The Fifties turned into The Sixties, and The Sixties turned into The Seventies. What happened then, because The Seventies never turned into The Eighties, did it?

Editing a magazine becomes tiresome – as you know. I don’t think that there was an issue of The Eighties.

What about Dickey? You knew him too, didn’t you?

I knew Dickey. I brought Dickey to Wesleyan. It was dangerous to know Dickey.

Why was that? Dangerous with his crossbow and arrow?

Oh, he was someone who could never forgive a favour. Bly promoted him and Jim later put knives in his back. I was Jim’s editor at Wesleyan. I quit the Wesleyan board just as I was finishing editing his third book. I had sent him the manuscript of my third collection, A Roof of Tiger Lilies, and he’d written me a letter praising it greatly and then, after I stopped being his editor, he reviewed it in The American Scholar and gave it hell. It pissed me off at the time but by now it seems funny. Later, when he had the poetry chair at the Library of Congress, he had me along to read with Bill Stafford. Jim got terribly drunk and we stood behind the curtains while we waited for them to open, and Jim said, ‘Isn’t this a grand thing to do for your country?’ What on earth did he mean by that?

He’s the only guy I‘ve ever seen in real life take off his stetson and throw it so that it landed on the hook. I mean, how many times do you think he practised at that?

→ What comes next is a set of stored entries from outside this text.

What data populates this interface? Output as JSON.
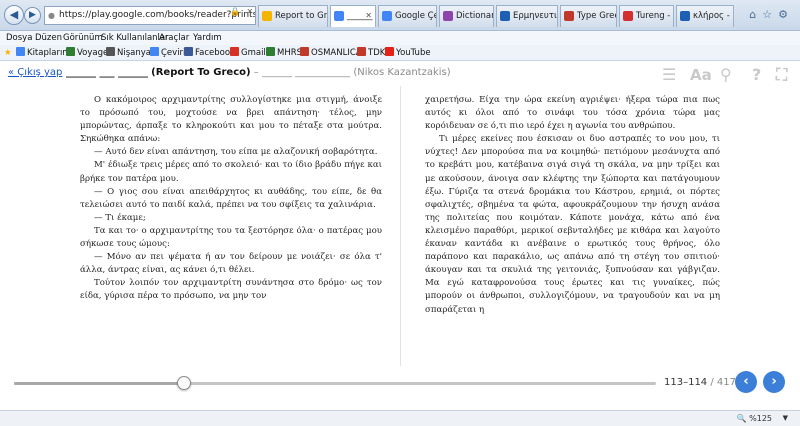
{
  "browser": {
    "address": "https://play.google.com/books/reader?printsec=fr",
    "tabs": [
      {
        "label": "Report to Gr...",
        "color": "#f4b400"
      },
      {
        "label": "______ ___...",
        "color": "#4285f4",
        "active": true
      },
      {
        "label": "Google Çeviri",
        "color": "#4285f4"
      },
      {
        "label": "Dictionary o...",
        "color": "#8e44ad"
      },
      {
        "label": "Ερμηνευτικ...",
        "color": "#1e5fb4"
      },
      {
        "label": "Type Greek I...",
        "color": "#c0392b"
      },
      {
        "label": "Tureng - lot...",
        "color": "#d32f2f"
      },
      {
        "label": "κλήρος - Συ...",
        "color": "#1e5fb4"
      }
    ]
  },
  "menu": [
    "Dosya",
    "Düzen",
    "Görünüm",
    "Sık Kullanılanlar",
    "Araçlar",
    "Yardım"
  ],
  "favorites": [
    {
      "label": "Kitaplarım",
      "color": "#4285f4"
    },
    {
      "label": "Voyage",
      "color": "#2e7d32"
    },
    {
      "label": "Nişanyan",
      "color": "#555555"
    },
    {
      "label": "Çeviri",
      "color": "#4285f4"
    },
    {
      "label": "Facebook",
      "color": "#3b5998"
    },
    {
      "label": "Gmail",
      "color": "#d93025"
    },
    {
      "label": "MHRS",
      "color": "#2e7d32"
    },
    {
      "label": "OSMANLICA",
      "color": "#c0392b"
    },
    {
      "label": "TDK",
      "color": "#c0392b"
    },
    {
      "label": "YouTube",
      "color": "#e62117"
    }
  ],
  "header": {
    "back_link": "« Çıkış yap",
    "title_blanks": "______ ___ ______",
    "title": "(Report To Greco)",
    "dash": "–",
    "author_blanks": "______ ___________",
    "author": "(Nikos Kazantzakis)"
  },
  "pages": {
    "left": [
      "Ο κακόμοιρος αρχιμαντρίτης συλλογίστηκε μια στιγμή, άνοιξε το πρόσωπό του, μοχτούσε να βρει απάντηση· τέλος, μην μπορώντας, άρπαξε το κληροκούτι και μου το πέταξε στα μούτρα. Σηκώθηκα απάνω:",
      "— Αυτό δεν είναι απάντηση, του είπα με αλαζονική σοβαρότητα.",
      "Μ' έδιωξε τρεις μέρες από το σκολειό· και το ίδιο βράδυ πήγε και βρήκε τον πατέρα μου.",
      "— Ο γιος σου είναι απειθάρχητος κι αυθάδης, του είπε, δε θα τελειώσει αυτό το παιδί καλά, πρέπει να του σφίξεις τα χαλινάρια.",
      "— Τι έκαμε;",
      "Τα και το· ο αρχιμαντρίτης του τα ξεστόρησε όλα· ο πατέρας μου σήκωσε τους ώμους:",
      "— Μόνο αν πει ψέματα ή αν τον δείρουν με νοιάζει· σε όλα τ' άλλα, άντρας είναι, ας κάνει ό,τι θέλει.",
      "Τούτον λοιπόν τον αρχιμαντρίτη συνάντησα στο δρόμο· ως τον είδα, γύρισα πέρα το πρόσωπο, να μην τον"
    ],
    "right": [
      "χαιρετήσω. Είχα την ώρα εκείνη αγριέψει· ήξερα τώρα πια πως αυτός κι όλοι από το σινάφι του τόσα χρόνια τώρα μας κορόιδευαν σε ό,τι πιο ιερό έχει η αγωνία του ανθρώπου.",
      "Τι μέρες εκείνες που έσκισαν οι δυο αστραπές το νου μου, τι νύχτες! Δεν μπορούσα πια να κοιμηθώ· πετιόμουν μεσάνυχτα από το κρεβάτι μου, κατέβαινα σιγά σιγά τη σκάλα, να μην τρίξει και με ακούσουν, άνοιγα σαν κλέφτης την ξώπορτα και πατάγουμουν έξω. Γύριζα τα στενά δρομάκια του Κάστρου, ερημιά, οι πόρτες σφαλιχτές, σβημένα τα φώτα, αφουκράζουμουν την ήσυχη ανάσα της πολιτείας που κοιμόταν. Κάποτε μονάχα, κάτω από ένα κλεισμένο παραθύρι, μερικοί σεβνταλήδες με κιθάρα και λαγούτο έκαναν καντάδα κι ανέβαινε ο ερωτικός τους θρήνος, όλο παράπονο και παρακάλιο, ως απάνω από τη στέγη του σπιτιού· άκουγαν και τα σκυλιά της γειτονιάς, ξυπνούσαν και γάβγιζαν. Μα εγώ καταφρονούσα τους έρωτες και τις γυναίκες, πώς μπορούν οι άνθρωποι, συλλογιζόμουν, να τραγουδούν και να μη σπαράζεται η"
    ]
  },
  "nav": {
    "page_range": "113–114",
    "page_total": "/ 417",
    "progress": 0.265
  },
  "status": {
    "zoom": "%125"
  },
  "colors": {
    "link": "#1a55c8",
    "nav_button": "#3b7fd8"
  }
}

I spent a week with him once when he was at Reed College. At first I thought he was a friend. He asked me to be his literary executor, and later I found out that he had asked a number of other poets at the same time. He was a terrific liar. That visit, we were driving along and I said, ‘What was the best thing you did in the War, Jim?’ And he said, ‘It was the time I shot down two unarmed Japanese transports. They just sat there in the air like ducks and I shot one down and curved away, gave the other a little time to think about it, and then I shot that one down too. Lots of men died that day.’ I knew when I asked the question I would get a lie. Later I said to him, ‘You know, Jim, I think the best quality in the world is loyalty, don’t you?’ And he said, ‘No, I think it’s the worst.’ We knew what we were talking about. He praised Bly to the skies in print, and when I met him for the first time I said, ‘I’m glad you like Bly so much. I like him too.’ He said, ‘Oh, he’s no good.’ Jim told me about the time during the War he married an Australian girl, and he was off fighting in the Pacific when she died. None of it was true. Still, I love some of his early stuff: ‘The Heaven of Animals’. Remember that?

Yes, the gentle Dickey.

With the later grandomania of the stewardess poem and the ‘May Day Sermon’, it became typing.

When I met him he’d just had a big success with his novel, Deliverance, so he was being Burt Reynolds, you know. He was in the movie, as the sheriff. He took me out to a lake and he had a crossbow with him. He said: ‘Look at all this: it’s so big, so goddam big. And no cocksucking English critic is going to tell me that it isn’t.’

He was funny. Bullying and posturing and so on.

Remember the interview he did for the Paris Review? Damning almost everybody, including Frost: ‘If it were thought that anything I wrote was influenced by Robert Frost, I would take that particular work of mine, shred it, and flush it down the toilet, hoping not to clog the pipes.’

He attacked Frost elsewhere as well. If you read the Letters you will see him praising first and then attacking. He had some smart things to say about poetry but most of his letters are self-serving. He attacked Frost partly because Frost was a northerner, but mostly because Frost was on the top of the American heap.

When I visited him, he had a table with all his own works spread out individually. We went from room to room and looked at his works, and then we went into a study area where he played blue grass music very loud. After that we went out to the lakeside where he had this crossbow and intoned lessons on manhood and how to be a great American poet, and so on. It was quite extraordinary.

I once told him I never had wanted to play football because I was afraid of pain. And he said, with disdain, ‘I’ve never understood that.’